A aparência ou visual externo de uma pessoa é o seu principal meio de camuflagem. Até os animais irracionais utilizam essa técnica de camuflagem. Para um predador é óbvio que uma boca grande deve ser evitada, mas não é tão óbvio assim que uma bocarra esteja num animal muito pequeno em comparação e isso engana seus predadores.

O ser humano não deixa de ser um animal e, como tal, utiliza essa técnica com muito mais efetividade. Por esta razão é que devemos nos ater aos fatos e não às aparências exteriores. A beleza de uma pessoa vem de dentro dela e não de seu gestual ou dos seus aspectos, atitudes e comportamentos visuais.

Por mais racional que você seja, é impossível conciliar os diferentes conceitos de justiça quando se é réu, jurado ou juiz. Um concursante jamais entenderá por quê você o xinga e entenderá de um modo diferente do seu o porquê de você deter-se em tal ou qual defeito dele. Ele sempre considerará que seus defeitos são ínfimos quando cotejados com suas qualidades.

O principal argumento dele é que nada fez contra você ou contra os seus valores. Ele nem o conhece, diria ele. Sentir-se-á depois estranhamente desconfortável quando perceber que todos o conhecem nos mínimos detalhes enquanto ele não conhece nada de ninguém. Compreender isso é sumamente importante (para ele e para você) e não é tão óbvio assim saber isso.
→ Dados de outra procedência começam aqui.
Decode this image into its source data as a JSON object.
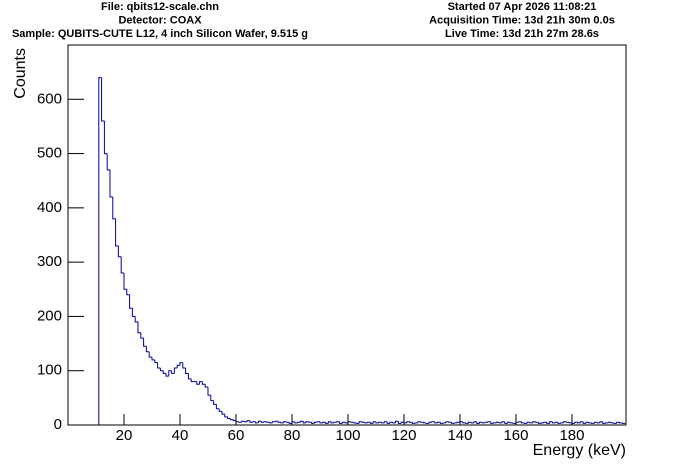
{
  "chart_data": {
    "type": "histogram",
    "header_left": [
      "File: qbits12-scale.chn",
      "Detector: COAX",
      "Sample: QUBITS-CUTE L12, 4 inch Silicon Wafer, 9.515 g"
    ],
    "header_right": [
      "Started 07 Apr 2026 11:08:21",
      "Acquisition Time: 13d 21h 30m 0.0s",
      "Live Time: 13d 21h 27m 28.6s"
    ],
    "x_label": "Energy (keV)",
    "y_label": "Counts",
    "color": "#000099",
    "xlim": [
      0,
      199.3
    ],
    "ylim": [
      0,
      700
    ],
    "xticks": [
      20,
      40,
      60,
      80,
      100,
      120,
      140,
      160,
      180
    ],
    "yticks": [
      0,
      100,
      200,
      300,
      400,
      500,
      600
    ],
    "bins": [
      11,
      12,
      13,
      14,
      15,
      16,
      17,
      18,
      19,
      20,
      21,
      22,
      23,
      24,
      25,
      26,
      27,
      28,
      29,
      30,
      31,
      32,
      33,
      34,
      35,
      36,
      37,
      38,
      39,
      40,
      41,
      42,
      43,
      44,
      45,
      46,
      47,
      48,
      49,
      50,
      51,
      52,
      53,
      54,
      55,
      56,
      57,
      58,
      59,
      60,
      61,
      62,
      63,
      64,
      65,
      66,
      67,
      68,
      69,
      70,
      71,
      72,
      73,
      74,
      75,
      76,
      77,
      78,
      79,
      80,
      81,
      82,
      83,
      84,
      85,
      86,
      87,
      88,
      89,
      90,
      91,
      92,
      93,
      94,
      95,
      96,
      97,
      98,
      99,
      100,
      101,
      102,
      103,
      104,
      105,
      106,
      107,
      108,
      109,
      110,
      111,
      112,
      113,
      114,
      115,
      116,
      117,
      118,
      119,
      120,
      121,
      122,
      123,
      124,
      125,
      126,
      127,
      128,
      129,
      130,
      131,
      132,
      133,
      134,
      135,
      136,
      137,
      138,
      139,
      140,
      141,
      142,
      143,
      144,
      145,
      146,
      147,
      148,
      149,
      150,
      151,
      152,
      153,
      154,
      155,
      156,
      157,
      158,
      159,
      160,
      161,
      162,
      163,
      164,
      165,
      166,
      167,
      168,
      169,
      170,
      171,
      172,
      173,
      174,
      175,
      176,
      177,
      178,
      179,
      180,
      181,
      182,
      183,
      184,
      185,
      186,
      187,
      188,
      189,
      190,
      191,
      192,
      193,
      194,
      195,
      196,
      197,
      198,
      199
    ],
    "values": [
      640,
      560,
      500,
      470,
      420,
      380,
      330,
      310,
      280,
      250,
      240,
      215,
      200,
      190,
      170,
      160,
      145,
      135,
      125,
      120,
      115,
      105,
      100,
      95,
      90,
      100,
      95,
      105,
      110,
      115,
      105,
      95,
      85,
      80,
      80,
      75,
      80,
      75,
      70,
      55,
      45,
      38,
      30,
      25,
      20,
      15,
      12,
      10,
      8,
      6,
      5,
      7,
      6,
      8,
      5,
      6,
      4,
      7,
      5,
      6,
      5,
      4,
      6,
      7,
      5,
      4,
      6,
      5,
      3,
      6,
      4,
      5,
      7,
      4,
      6,
      5,
      3,
      5,
      6,
      4,
      5,
      3,
      6,
      4,
      5,
      6,
      3,
      5,
      4,
      6,
      5,
      4,
      3,
      6,
      5,
      4,
      5,
      3,
      6,
      4,
      5,
      4,
      6,
      3,
      5,
      4,
      7,
      3,
      5,
      4,
      6,
      5,
      3,
      4,
      6,
      5,
      4,
      3,
      5,
      6,
      4,
      5,
      3,
      4,
      6,
      5,
      3,
      4,
      5,
      6,
      4,
      3,
      5,
      4,
      6,
      3,
      5,
      4,
      5,
      6,
      3,
      4,
      5,
      4,
      6,
      3,
      5,
      4,
      3,
      5,
      6,
      4,
      3,
      5,
      4,
      6,
      5,
      3,
      4,
      5,
      3,
      6,
      4,
      5,
      3,
      4,
      6,
      5,
      4,
      3,
      5,
      4,
      6,
      3,
      5,
      4,
      3,
      5,
      4,
      6,
      3,
      4,
      5,
      4,
      3,
      5,
      4,
      3
    ]
  }
}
Seus valores diferem dos valores de outras pessoas e dos valores dos concursantes e, por isso, é necessário adotar critérios gerais aceitos ou adotados pela maioria ou pelo senso comum. Um critério pessoal muito particular e raro nesses casos não é bom, e aliás não é bom em nenhuma situação da vida, porque nos dissocia da sociedade em que vivemos. Muitos não entendem porquê são párias sociais por essas razões. Sempre acharão que a sociedade é injusta com eles, quando na verdade são eles que não se enquadram nas sociedades em que vivem.

Um concursante deveria e quer ser aceito na sociedade como ele é, e a sociedade o aceita ou rejeita pelo que ele é, independentemente de sua vontade. É por isso que o papel da sociedade é importante (leia-se audiência) e, é necessário que o concursante não seja um falso ser social, isto é, um indivíduo diferente de sua realidade, alguém que não é o que tentou parecer. A sociedade, de um modo coletivo e individual, não aceita ser enganada.

O único meio de garantir isso, para quem avalia e julga, é prender-se aos fatos, deixando de lado as aparências. Um indivíduo se conhece por seus atos e atitudes, e não por suas palavras ou seu visual ou por quaisquer outros meios ilegítimos ou artificiais ou enganosos. "O habito não faz o monge".

Dirão ou pensarão com certeza que tudo isso é óbvio demais e que nem precisaria ser dito, mas o óbvio nem sempre é visto ou percebido com facilidade. Obviamente a nossa atenção é sempre atraída para o que desperta a nossa... (Pasmem) atenção!  Você só precisa saber que os nossos sentidos nos enganam (e em especial a visão e a audição) e a atenção "embarca nessa canoa".

Quando um ilusionista nos apresenta um conjunto de seis cartas de baralho e nos pede para memorizar uma delas, e depois nos apresenta um outro conjunto de seis cartas diferentes dizendo que a nossa escolhida desapareceu, não é tão óbvio que as outras cinco cartas também desapareceram, porque a nossa atenção fixou-se em apenas uma delas. Isso é o que acontece com muita frequência em Reality Shows e também em muitas situações reais da vida. Em todo lugar existem muitos ilusionistas e, em alguns, mais do que em outros.

Já passou o tempo em que os ilusionistas ganhavam RSs com facilidade e compete a você garantir que não volte a acontecer. Se passar mais algum, terá que ser um excelente ilusionista. "Você é quem decide" isso, isto é, se deve ganhar ou não um ilusionista!